"Impressioni d'Abruzzo" di Enrico Nicolò

Fotografo perché ho qualcosa da scrivere


di Silvia Guidi

Si possono osservare le scrostature di vernice su una vecchia porta - segno di mille estati che hanno scolorito e corroso i blu, i rossi, gli ocra delle ridipinture successive creando un impasto policromo di tonalità sovrapposte - fino a farle diventare la corteccia di un albero esotico inesistente in natura. Ma si può anche lasciarsi guidare dalla luce calda del tardo pomeriggio fino a trasformare una balla di paglia pressata in una filigrana dorata appoggiata al blu cupo del cielo, come un prezioso bottone su una stoffa. I fotogrammi interiori di Enrico Nicolò sono un viaggio tra le cose "mutanti" che ci sono accanto tutti i giorni (Impressioni d'Abruzzo. Fossacesia:  fotogrammi interiori, Chieti, La Voce Multimedia, 2010, pagine 76) nella consapevolezza che catturarne la mutevolezza con un obiettivo senza addomesticarne troppo la natura non è facile, serve una grande disponibilità all'attesa e un'altrettanto grande permeabilità alle soluzioni inattese e alle geometrie impreviste regalate dal paesaggio.

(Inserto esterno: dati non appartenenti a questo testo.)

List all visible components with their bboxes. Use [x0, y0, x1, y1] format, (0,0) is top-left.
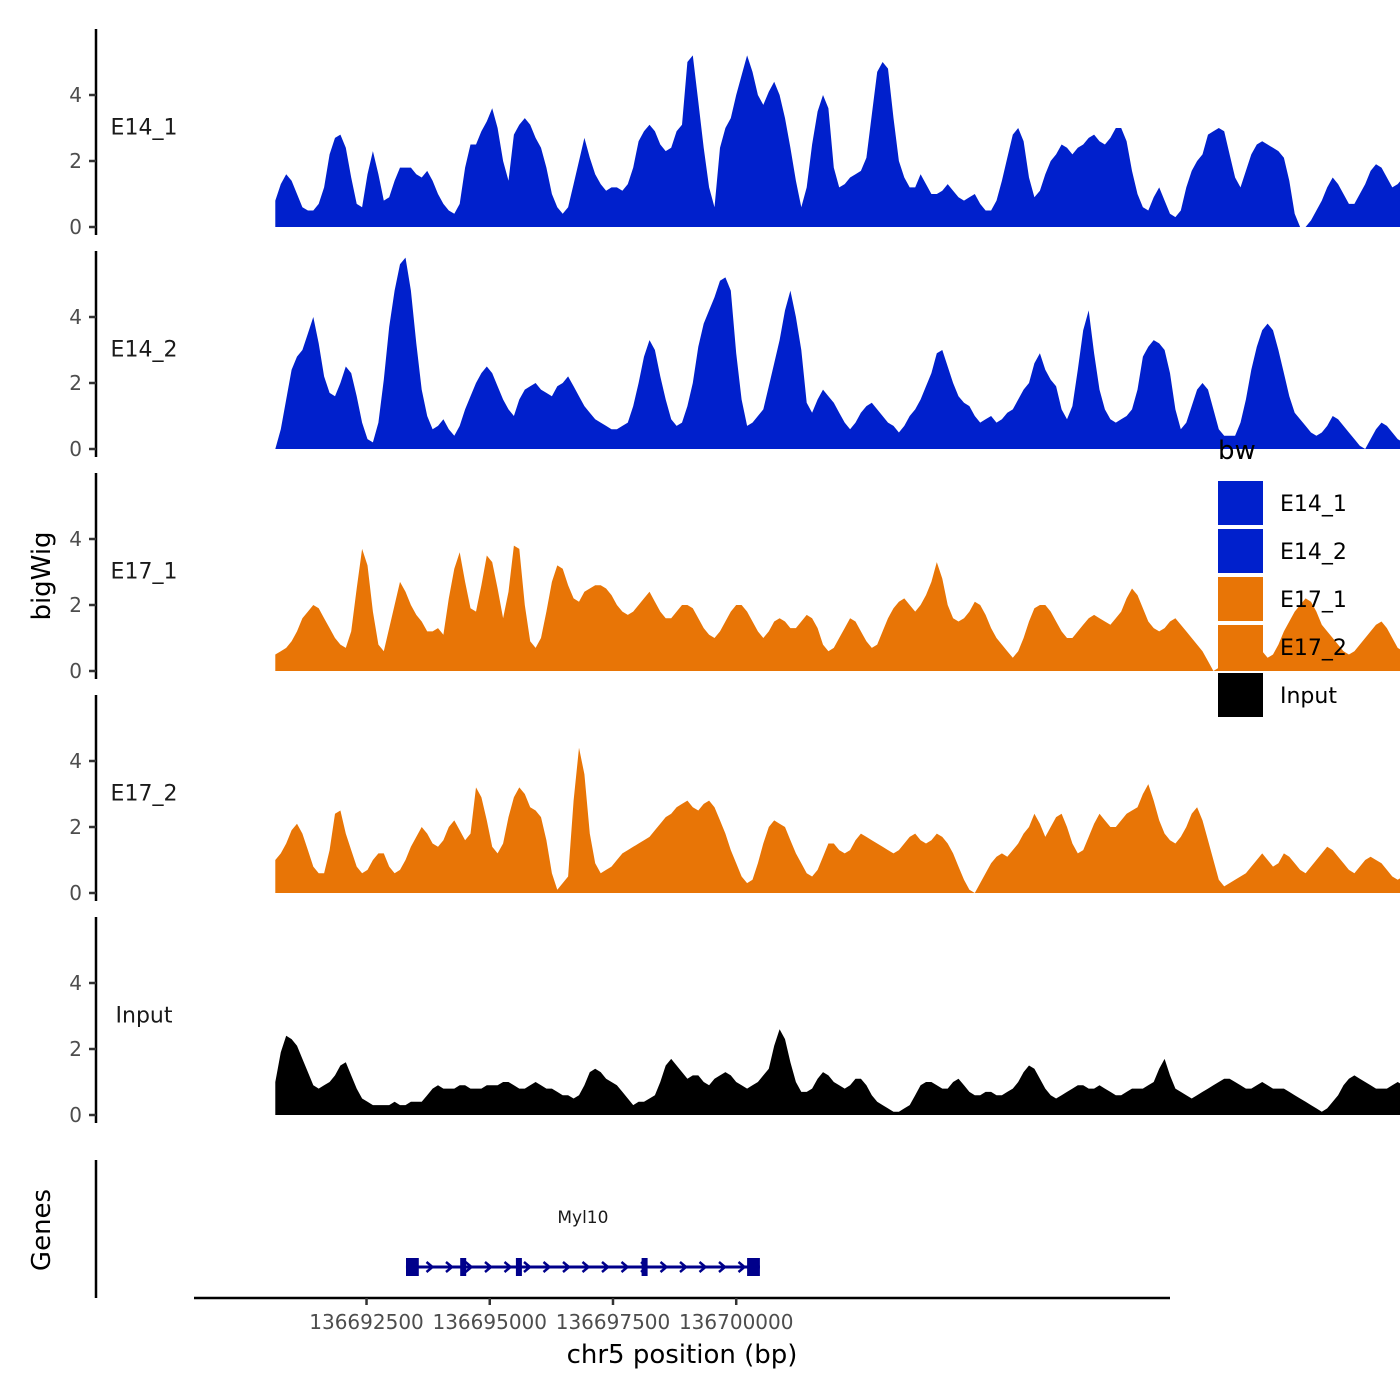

Enrico Nicolò cita il fotografo Balazs Borocz come esempio di un atteggiamento molto raro tra gli artisti contemporanei:  Borocz è un "portatore sano" di gratitudine, ha la consapevolezza di non possedere fino in fondo l'abilità o la sensibilità particolare che esprime nell'opera d'arte, ma di averla ricevuta in dono, come il proprio tono di voce, il colore degli occhi, il padre e la madre, l'esistenza stessa. "Ritengo mia missione personale - scrive il fotografo - creare cose che possano essere amate, che suscitino amore nelle persone. Immagino il mondo come una lotta tra cose buone e cose cattive. Se io posso suscitare amore in chi guarda le mie foto, la portata delle cose buone aumenterà (come accade normalmente dopo un buon concerto, un buon film o una mostra). Come artista ho la percezione di una mia responsabilità personale:  dal momento che ho un dono, devo usarlo al servizio dei migliori propositi. Infine mi sento motivato anche dal mio destino, ho avuto un talento da Dio e sono in debito, sono nella condizione di dover restituire in qualche modo, lavorando e mettendo  a  disposizione  il mio talento".

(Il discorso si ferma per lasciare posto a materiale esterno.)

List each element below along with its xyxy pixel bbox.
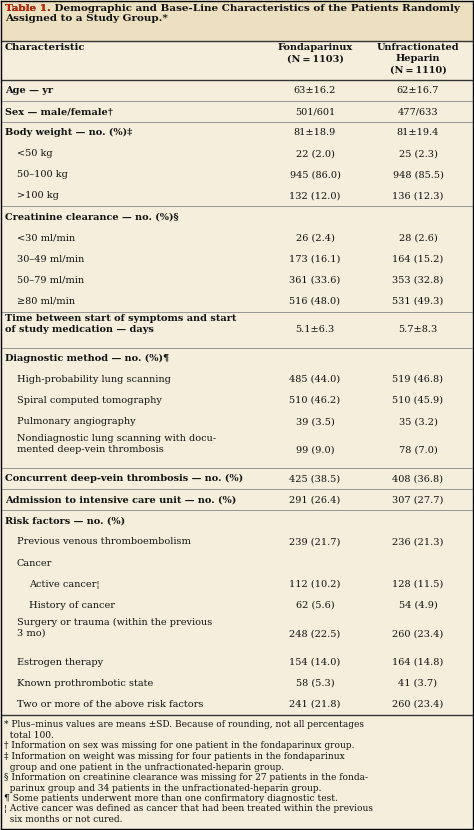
Text: 260 (23.4): 260 (23.4) [392, 700, 444, 709]
Text: * Plus–minus values are means ±SD. Because of rounding, not all percentages
  to: * Plus–minus values are means ±SD. Becau… [4, 720, 364, 740]
Text: 239 (21.7): 239 (21.7) [289, 538, 341, 546]
Text: Two or more of the above risk factors: Two or more of the above risk factors [17, 700, 203, 709]
Text: Sex — male/female†: Sex — male/female† [5, 107, 113, 116]
Text: 112 (10.2): 112 (10.2) [289, 579, 341, 588]
Text: ¶ Some patients underwent more than one confirmatory diagnostic test.: ¶ Some patients underwent more than one … [4, 793, 338, 803]
Text: 26 (2.4): 26 (2.4) [296, 233, 335, 242]
Text: § Information on creatinine clearance was missing for 27 patients in the fonda-
: § Information on creatinine clearance wa… [4, 773, 368, 793]
Text: 58 (5.3): 58 (5.3) [296, 679, 334, 688]
Text: >100 kg: >100 kg [17, 192, 59, 200]
Text: 63±16.2: 63±16.2 [294, 86, 336, 95]
Text: Pulmonary angiography: Pulmonary angiography [17, 417, 136, 426]
Text: 154 (14.0): 154 (14.0) [289, 658, 341, 666]
Text: History of cancer: History of cancer [29, 601, 115, 610]
Text: 291 (26.4): 291 (26.4) [289, 496, 341, 505]
Text: 353 (32.8): 353 (32.8) [392, 276, 444, 285]
Text: Cancer: Cancer [17, 559, 52, 568]
Text: Previous venous thromboembolism: Previous venous thromboembolism [17, 538, 191, 546]
Text: Creatinine clearance — no. (%)§: Creatinine clearance — no. (%)§ [5, 212, 179, 222]
Text: Characteristic: Characteristic [5, 43, 85, 52]
Text: Age — yr: Age — yr [5, 86, 53, 95]
Text: Spiral computed tomography: Spiral computed tomography [17, 396, 162, 405]
Text: ¦ Active cancer was defined as cancer that had been treated within the previous
: ¦ Active cancer was defined as cancer th… [4, 804, 373, 824]
Text: Surgery or trauma (within the previous
3 mo): Surgery or trauma (within the previous 3… [17, 618, 212, 638]
Text: 519 (46.8): 519 (46.8) [392, 375, 444, 384]
Text: 62 (5.6): 62 (5.6) [296, 601, 334, 610]
Text: 35 (3.2): 35 (3.2) [399, 417, 438, 426]
Text: Table 1.: Table 1. [5, 4, 51, 13]
Text: 5.7±8.3: 5.7±8.3 [398, 325, 438, 334]
Text: Table 1. Demographic and Base-Line Characteristics of the Patients Randomly
Assi: Table 1. Demographic and Base-Line Chara… [5, 4, 460, 23]
Text: † Information on sex was missing for one patient in the fondaparinux group.: † Information on sex was missing for one… [4, 741, 355, 750]
Text: 28 (2.6): 28 (2.6) [399, 233, 438, 242]
Text: 510 (45.9): 510 (45.9) [392, 396, 444, 405]
Text: 307 (27.7): 307 (27.7) [392, 496, 444, 505]
Text: 485 (44.0): 485 (44.0) [290, 375, 340, 384]
Text: 164 (15.2): 164 (15.2) [392, 255, 444, 264]
Text: 241 (21.8): 241 (21.8) [289, 700, 341, 709]
Text: <30 ml/min: <30 ml/min [17, 233, 75, 242]
Text: 501/601: 501/601 [295, 107, 335, 116]
Text: 50–79 ml/min: 50–79 ml/min [17, 276, 84, 285]
Text: ‡ Information on weight was missing for four patients in the fondaparinux
  grou: ‡ Information on weight was missing for … [4, 751, 345, 772]
Text: 81±18.9: 81±18.9 [294, 128, 336, 137]
Text: 516 (48.0): 516 (48.0) [290, 296, 340, 305]
Text: <50 kg: <50 kg [17, 149, 53, 159]
Text: 99 (9.0): 99 (9.0) [296, 446, 334, 455]
Text: 62±16.7: 62±16.7 [397, 86, 439, 95]
Text: 136 (12.3): 136 (12.3) [392, 192, 444, 200]
Text: 128 (11.5): 128 (11.5) [392, 579, 444, 588]
Text: 22 (2.0): 22 (2.0) [296, 149, 335, 159]
Text: 78 (7.0): 78 (7.0) [399, 446, 438, 455]
Text: 54 (4.9): 54 (4.9) [399, 601, 438, 610]
Text: Diagnostic method — no. (%)¶: Diagnostic method — no. (%)¶ [5, 354, 169, 363]
Text: Unfractionated
Heparin
(N = 1110): Unfractionated Heparin (N = 1110) [377, 43, 459, 74]
Text: Concurrent deep-vein thrombosis — no. (%): Concurrent deep-vein thrombosis — no. (%… [5, 474, 243, 483]
Text: 531 (49.3): 531 (49.3) [392, 296, 444, 305]
Text: Active cancer¦: Active cancer¦ [29, 579, 100, 588]
Text: Body weight — no. (%)‡: Body weight — no. (%)‡ [5, 128, 132, 137]
Text: 25 (2.3): 25 (2.3) [399, 149, 438, 159]
Text: High-probability lung scanning: High-probability lung scanning [17, 375, 171, 384]
Text: 408 (36.8): 408 (36.8) [392, 474, 444, 483]
Text: 945 (86.0): 945 (86.0) [290, 170, 340, 179]
Text: 81±19.4: 81±19.4 [397, 128, 439, 137]
Text: 5.1±6.3: 5.1±6.3 [295, 325, 335, 334]
Text: 164 (14.8): 164 (14.8) [392, 658, 444, 666]
Text: 948 (85.5): 948 (85.5) [392, 170, 444, 179]
Text: 39 (3.5): 39 (3.5) [296, 417, 334, 426]
Text: 477/633: 477/633 [398, 107, 438, 116]
Text: Estrogen therapy: Estrogen therapy [17, 658, 103, 666]
Text: 425 (38.5): 425 (38.5) [290, 474, 340, 483]
Text: 41 (3.7): 41 (3.7) [399, 679, 438, 688]
Text: 248 (22.5): 248 (22.5) [289, 629, 341, 638]
Text: 510 (46.2): 510 (46.2) [290, 396, 340, 405]
Text: 260 (23.4): 260 (23.4) [392, 629, 444, 638]
Text: ≥80 ml/min: ≥80 ml/min [17, 296, 75, 305]
Text: Risk factors — no. (%): Risk factors — no. (%) [5, 516, 125, 525]
Text: 30–49 ml/min: 30–49 ml/min [17, 255, 84, 264]
Text: Fondaparinux
(N = 1103): Fondaparinux (N = 1103) [277, 43, 353, 63]
Text: Nondiagnostic lung scanning with docu-
mented deep-vein thrombosis: Nondiagnostic lung scanning with docu- m… [17, 434, 216, 454]
Text: 361 (33.6): 361 (33.6) [289, 276, 341, 285]
Text: Admission to intensive care unit — no. (%): Admission to intensive care unit — no. (… [5, 496, 236, 505]
Text: 173 (16.1): 173 (16.1) [289, 255, 341, 264]
Text: 236 (21.3): 236 (21.3) [392, 538, 444, 546]
Text: 132 (12.0): 132 (12.0) [289, 192, 341, 200]
Text: Known prothrombotic state: Known prothrombotic state [17, 679, 153, 688]
Bar [1, 41, 473, 80]
Text: Time between start of symptoms and start
of study medication — days: Time between start of symptoms and start… [5, 314, 237, 334]
Text: 50–100 kg: 50–100 kg [17, 170, 68, 179]
Bar [1, 1, 473, 41]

Nicolò usa e distorce il colore per evocare scenari surreali, come negli scatti all'infrarosso o deformati dalla pioggia ("Impressioni di gocce - 1", 2008), ma talvolta preferisce il bianco e nero per dare risalto a nervature, intrecci di linee e volumetrie giustapposte, alla scoperta della straordinaria normalità di quello che vediamo tutti i giorni, accompagnando lo sguardo lungo le ombre vellutate che disegnano una zucca o raccontano la morbida friabilità della terra appena dissodata (come in "Morgia", 2008).

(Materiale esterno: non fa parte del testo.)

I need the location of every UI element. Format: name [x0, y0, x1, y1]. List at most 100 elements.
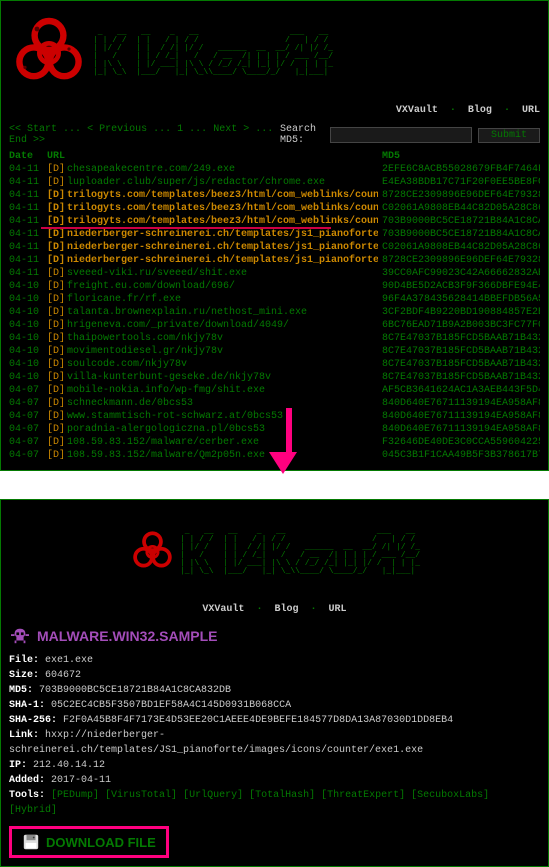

"Quelli di noi che conoscono il piacere dell'inquadratura - scriveva il fotografo Dennis Stock, recentemente scomparso - sanno che il nostro scopo è di opporci al caos. Ci preoccupa l'ordine per scoprire dov'è l'armonia. Vogliamo affermare qualcosa, non distruggerlo".
Le cose, secondo l'autore, possono raccontare noi stessi meglio delle espressioni di un viso:  una rete da pallavolo su una spiaggia deserta o la sagoma di un vecchio trabocco sul mare appeso alle sue fragili palafitte, goffamente incastrato nella linea dell'orizzonte come un ragno dalle zampe sottili infilzato da uno spillo, sono un interessante intreccio di ombre, ma anche un grido silenzioso raggelato in mille sfumature di grigio, segno dell'infinito desiderio di libertà che affonda le sue radici nella natura stessa dell'uomo, mentre una palizzata di cemento corrosa nel montaliano "meriggiare pallido e assorto" di un giorno d'estate spiega meglio di un ritratto il difficile cammino della vita. "Fotografo perché ho qualcosa da scrivere" ama dire l'autore.